El diccionario académico ha otorgado su cédula de ciudadanía lingüística, su mayoría de edad léxica, a la expresión premio gordo, o simplemente gordo: “m. coloq. Lote o premio mayor de la lotería pública, y especialmente el correspondiente a la de Navidad”.
Naturalmente, gordo seguirá siendo también el apodo cariñoso, y a veces burlesco, que dedicamos a quien mimó en demasía su libreta de ahorros calóricos; o el dedo primero y más grueso de la mano (llamado propiamente pulgar por su propensión asesina contra los molestos dípteros saltarines); o la parte sebácea de la carne vacuna (hábilmente escondida por el carnicero del súper bajo el suculento tasajo); o el pez que no es pez, sino un tipo importante y famoso…
Pero en Navidad, el gordo es solamente el gordo: el premio mayor de la lotería, el de la fila interminable de ceros, el causante paradójico de nerviosos insomnios y de sueños de ilusión y fantasía; el que irrumpirá de pronto en nuestras vidas para hacernos millonarios de la noche al día y transformará el bus nuestro de cada mañana (o nuestra anciana cacharpa, que pasa más tiempo en el taller que en la cochera) en un Mercedes reluciente, y nuestra modesta casa del INVU (con todo y bono) en una mansión como la de Julio Iglesias…

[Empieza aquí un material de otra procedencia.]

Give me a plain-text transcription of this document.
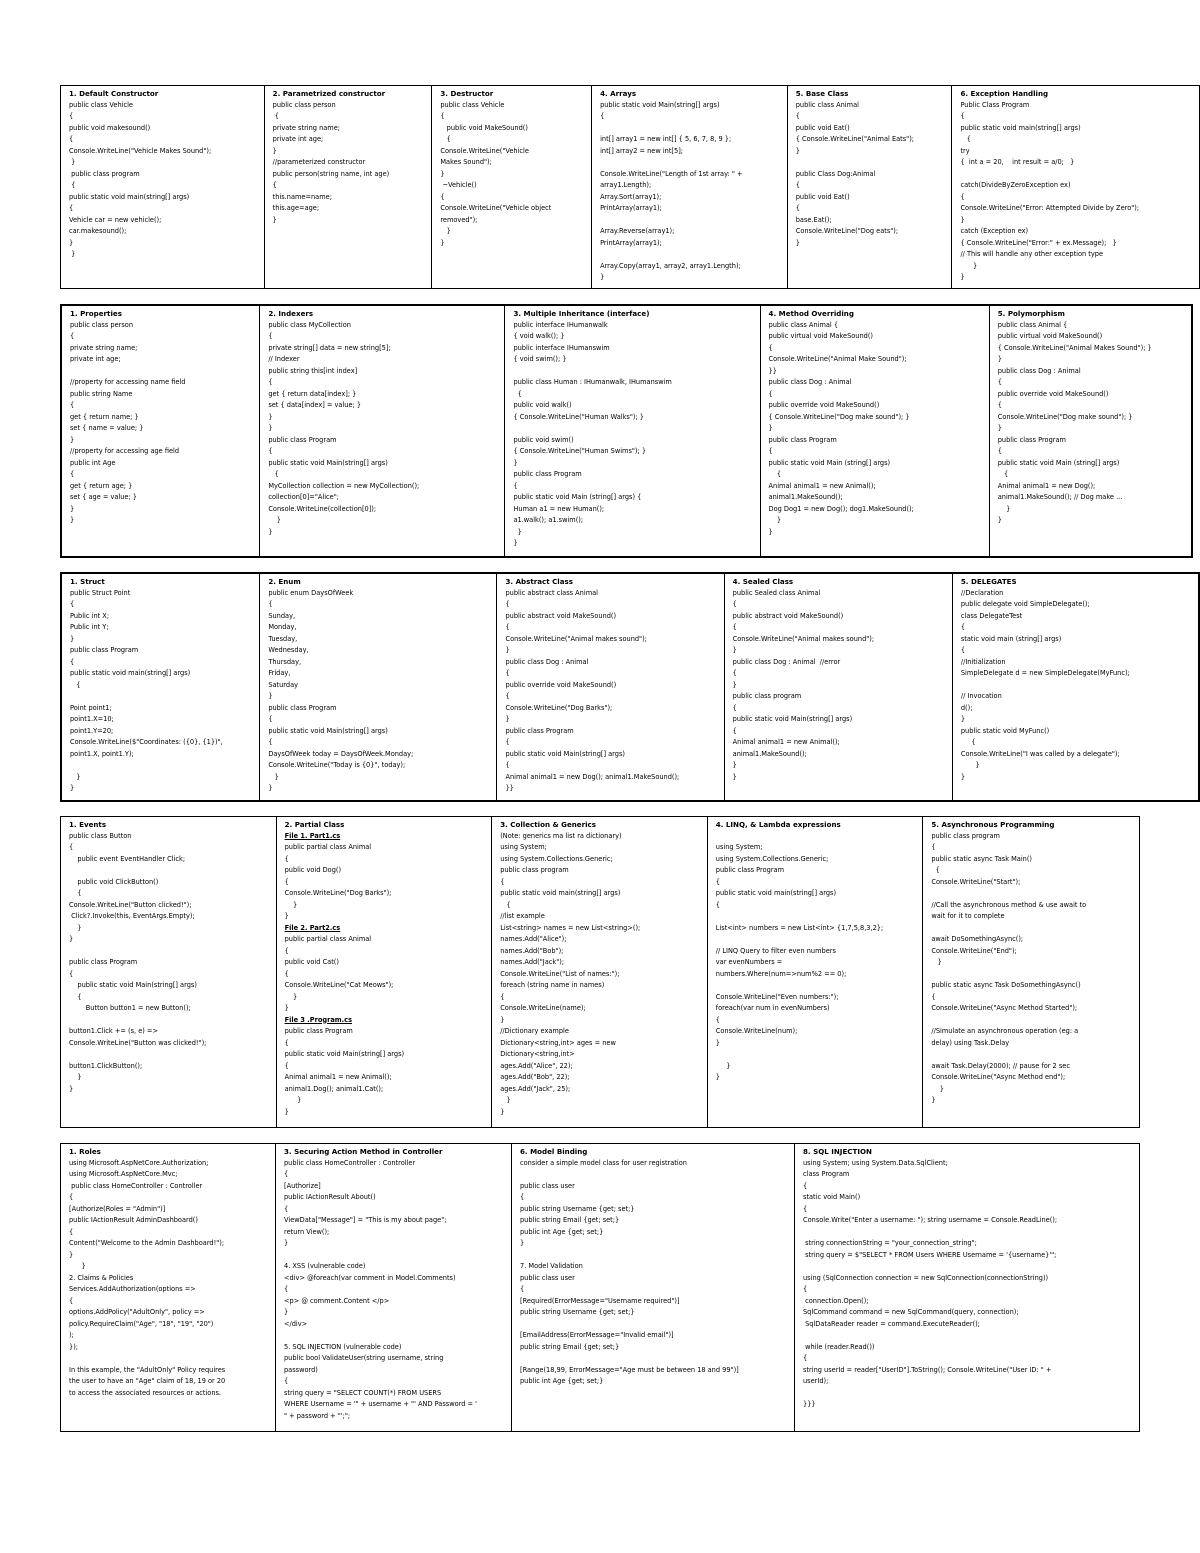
1. Default Constructor
public class Vehicle
{
public void makesound()
{
Console.WriteLine("Vehicle Makes Sound");
}
public class program
{
public static void main(string[] args)
{
Vehicle car = new vehicle();
car.makesound();
}
}
2. Parametrized constructor
public class person
{
private string name;
private int age;
}
//parameterized constructor
public person(string name, int age)
{
this.name=name;
this.age=age;
}
3. Destructor
public class Vehicle
{
public void MakeSound()
{
Console.WriteLine("Vehicle
Makes Sound");
}
~Vehicle()
{
Console.WriteLine("Vehicle object
removed");
}
}
4. Arrays
public static void Main(string[] args)
{

int[] array1 = new int[] { 5, 6, 7, 8, 9 };
int[] array2 = new int[5];

Console.WriteLine("Length of 1st array: " +
array1.Length);
Array.Sort(array1);
PrintArray(array1);

Array.Reverse(array1);
PrintArray(array1);

Array.Copy(array1, array2, array1.Length);
}
5. Base Class
public class Animal
{
public void Eat()
{ Console.WriteLine("Animal Eats");
}

public Class Dog:Animal
{
public void Eat()
{
base.Eat();
Console.WriteLine("Dog eats");
}
6. Exception Handling
Public Class Program
{
public static void main(string[] args)
{
try
{  int a = 20,    int result = a/0;   }

catch(DivideByZeroException ex)
{
Console.WriteLine("Error: Attempted Divide by Zero");
}
catch (Exception ex)
{ Console.WriteLine("Error:" + ex.Message);   }
// This will handle any other exception type
}
}
1. Properties
public class person
{
private string name;
private int age;

//property for accessing name field
public string Name
{
get { return name; }
set { name = value; }
}
//property for accessing age field
public int Age
{
get { return age; }
set { age = value; }
}
}
2. Indexers
public class MyCollection
{
private string[] data = new string[5];
// Indexer
public string this[int index]
{
get { return data[index]; }
set { data[index] = value; }
}
}
public class Program
{
public static void Main(string[] args)
{
MyCollection collection = new MyCollection();
collection[0]="Alice";
Console.WriteLine(collection[0]);
}
}
3. Multiple Inheritance (interface)
public interface IHumanwalk
{ void walk(); }
public interface IHumanswim
{ void swim(); }

public class Human : IHumanwalk, IHumanswim
{
public void walk()
{ Console.WriteLine("Human Walks"); }

public void swim()
{ Console.WriteLine("Human Swims"); }
}
public class Program
{
public static void Main (string[] args) {
Human a1 = new Human();
a1.walk(); a1.swim();
}
}
4. Method Overriding
public class Animal {
public virtual void MakeSound()
{
Console.WriteLine("Animal Make Sound");
}}
public class Dog : Animal
{
public override void MakeSound()
{ Console.WriteLine("Dog make sound"); }
}
public class Program
{
public static void Main (string[] args)
{
Animal animal1 = new Animal();
animal1.MakeSound();
Dog Dog1 = new Dog(); dog1.MakeSound();
}
}
5. Polymorphism
public class Animal {
public virtual void MakeSound()
{ Console.WriteLine("Animal Makes Sound"); }
}
public class Dog : Animal
{
public override void MakeSound()
{
Console.WriteLine("Dog make sound"); }
}
public class Program
{
public static void Main (string[] args)
{
Animal animal1 = new Dog();
animal1.MakeSound(); // Dog make ...
}
}
1. Struct
public Struct Point
{
Public int X;
Public int Y;
}
public class Program
{
public static void main(string[] args)
{

Point point1;
point1.X=10;
point1.Y=20;
Console.WriteLine($"Coordinates: ({0}, {1})",
point1.X, point1.Y);

}
}
2. Enum
public enum DaysOfWeek
{
Sunday,
Monday,
Tuesday,
Wednesday,
Thursday,
Friday,
Saturday
}
public class Program
{
public static void Main(string[] args)
{
DaysOfWeek today = DaysOfWeek.Monday;
Console.WriteLine("Today is {0}", today);
}
}
3. Abstract Class
public abstract class Animal
{
public abstract void MakeSound()
{
Console.WriteLine("Animal makes sound");
}
public class Dog : Animal
{
public override void MakeSound()
{
Console.WriteLine("Dog Barks");
}
public class Program
{
public static void Main(string[] args)
{
Animal animal1 = new Dog(); animal1.MakeSound();
}}
4. Sealed Class
public Sealed class Animal
{
public abstract void MakeSound()
{
Console.WriteLine("Animal makes sound");
}
public class Dog : Animal  //error
{
}
public class program
{
public static void Main(string[] args)
{
Animal animal1 = new Animal();
animal1.MakeSound();
}
}
5. DELEGATES
//Declaration
public delegate void SimpleDelegate();
class DelegateTest
{
static void main (string[] args)
{
//Initialization
SimpleDelegate d = new SimpleDelegate(MyFunc);

// Invocation
d();
}
public static void MyFunc()
{
Console.WriteLine("I was called by a delegate");
}
}
1. Events
public class Button
{
public event EventHandler Click;

public void ClickButton()
{
Console.WriteLine("Button clicked!");
Click?.Invoke(this, EventArgs.Empty);
}
}

public class Program
{
public static void Main(string[] args)
{
Button button1 = new Button();

button1.Click += (s, e) =>
Console.WriteLine("Button was clicked!");

button1.ClickButton();
}
}
2. Partial Class
File 1. Part1.cs
public partial class Animal
{
public void Dog()
{
Console.WriteLine("Dog Barks");
}
}
File 2. Part2.cs
public partial class Animal
{
public void Cat()
{
Console.WriteLine("Cat Meows");
}
}
File 3 .Program.cs
public class Program
{
public static void Main(string[] args)
{
Animal animal1 = new Animal();
animal1.Dog(); animal1.Cat();
}
}
3. Collection & Generics
(Note: generics ma list ra dictionary)
using System;
using System.Collections.Generic;
public class program
{
public static void main(string[] args)
{
//list example
List<string> names = new List<string>();
names.Add("Alice");
names.Add("Bob");
names.Add("Jack");
Console.WriteLine("List of names:");
foreach (string name in names)
{
Console.WriteLine(name);
}
//Dictionary example
Dictionary<string,int> ages = new
Dictionary<string,int>
ages.Add("Alice", 22);
ages.Add("Bob", 22);
ages.Add("Jack", 25);
}
}
4. LINQ, & Lambda expressions

using System;
using System.Collections.Generic;
public class Program
{
public static void main(string[] args)
{

List<int> numbers = new List<int> {1,7,5,8,3,2};

// LINQ Query to filter even numbers
var evenNumbers =
numbers.Where(num=>num%2 == 0);

Console.WriteLine("Even numbers:");
foreach(var num in evenNumbers)
{
Console.WriteLine(num);
}

}
}
5. Asynchronous Programming
public class program
{
public static async Task Main()
{
Console.WriteLine("Start");

//Call the asynchronous method & use await to
wait for it to complete

await DoSomethingAsync();
Console.WriteLine("End");
}

public static async Task DoSomethingAsync()
{
Console.WriteLine("Async Method Started");

//Simulate an asynchronous operation (eg: a
delay) using Task.Delay

await Task.Delay(2000); // pause for 2 sec
Console.WriteLine("Async Method end");
}
}
1. Roles
using Microsoft.AspNetCore.Authorization;
using Microsoft.AspNetCore.Mvc;
public class HomeController : Controller
{
[Authorize(Roles = "Admin")]
public IActionResult AdminDashboard()
{
Content("Welcome to the Admin Dashboard!");
}
}
2. Claims & Policies
Services.AddAuthorization(options =>
{
options.AddPolicy("AdultOnly", policy =>
policy.RequireClaim("Age", "18", "19", "20")
);
});

In this example, the "AdultOnly" Policy requires
the user to have an "Age" claim of 18, 19 or 20
to access the associated resources or actions.
3. Securing Action Method in Controller
public class HomeController : Controller
{
[Authorize]
public IActionResult About()
{
ViewData["Message"] = "This is my about page";
return View();
}

4. XSS (vulnerable code)
<div> @foreach(var comment in Model.Comments)
{
<p> @ comment.Content </p>
}
</div>

5. SQL INJECTION (vulnerable code)
public bool ValidateUser(string username, string
password)
{
string query = "SELECT COUNT(*) FROM USERS
WHERE Username = '" + username + "' AND Password = '
" + password + "';";
6. Model Binding
consider a simple model class for user registration

public class user
{
public string Username {get; set;}
public string Email {get; set;}
public int Age {get; set;}
}

7. Model Validation
public class user
{
[Required(ErrorMessage="Username required")]
public string Username {get; set;}

[EmailAddress(ErrorMessage="Invalid email")]
public string Email {get; set;}

[Range(18,99, ErrorMessage="Age must be between 18 and 99")]
public int Age {get; set;}
8. SQL INJECTION
using System; using System.Data.SqlClient;
class Program
{
static void Main()
{
Console.Write("Enter a username: "); string username = Console.ReadLine();

string connectionString = "your_connection_string";
string query = $"SELECT * FROM Users WHERE Username = '{username}'";

using (SqlConnection connection = new SqlConnection(connectionString))
{
connection.Open();
SqlCommand command = new SqlCommand(query, connection);
SqlDataReader reader = command.ExecuteReader();

while (reader.Read())
{
string userId = reader["UserID"].ToString(); Console.WriteLine("User ID: " +
userId);

}}}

Lotería proviene, según Corominas, en último término, del francés lot ( loterie ), “parte que toca a cada uno en un reparto”. Cruel y sarcástica etimología. El gordo, pese a su volumen y su retahíla de ceros, no se reparte. Usted y yo y casi todo el mundo tendremos que esperar un nuevo sueño, una nueva Navidad y una nueva lotería. Mi padre solía decir en estas ocasiones: “La suerte está entre otro y yo, pero siempre es el otro el que le pega al gordo”.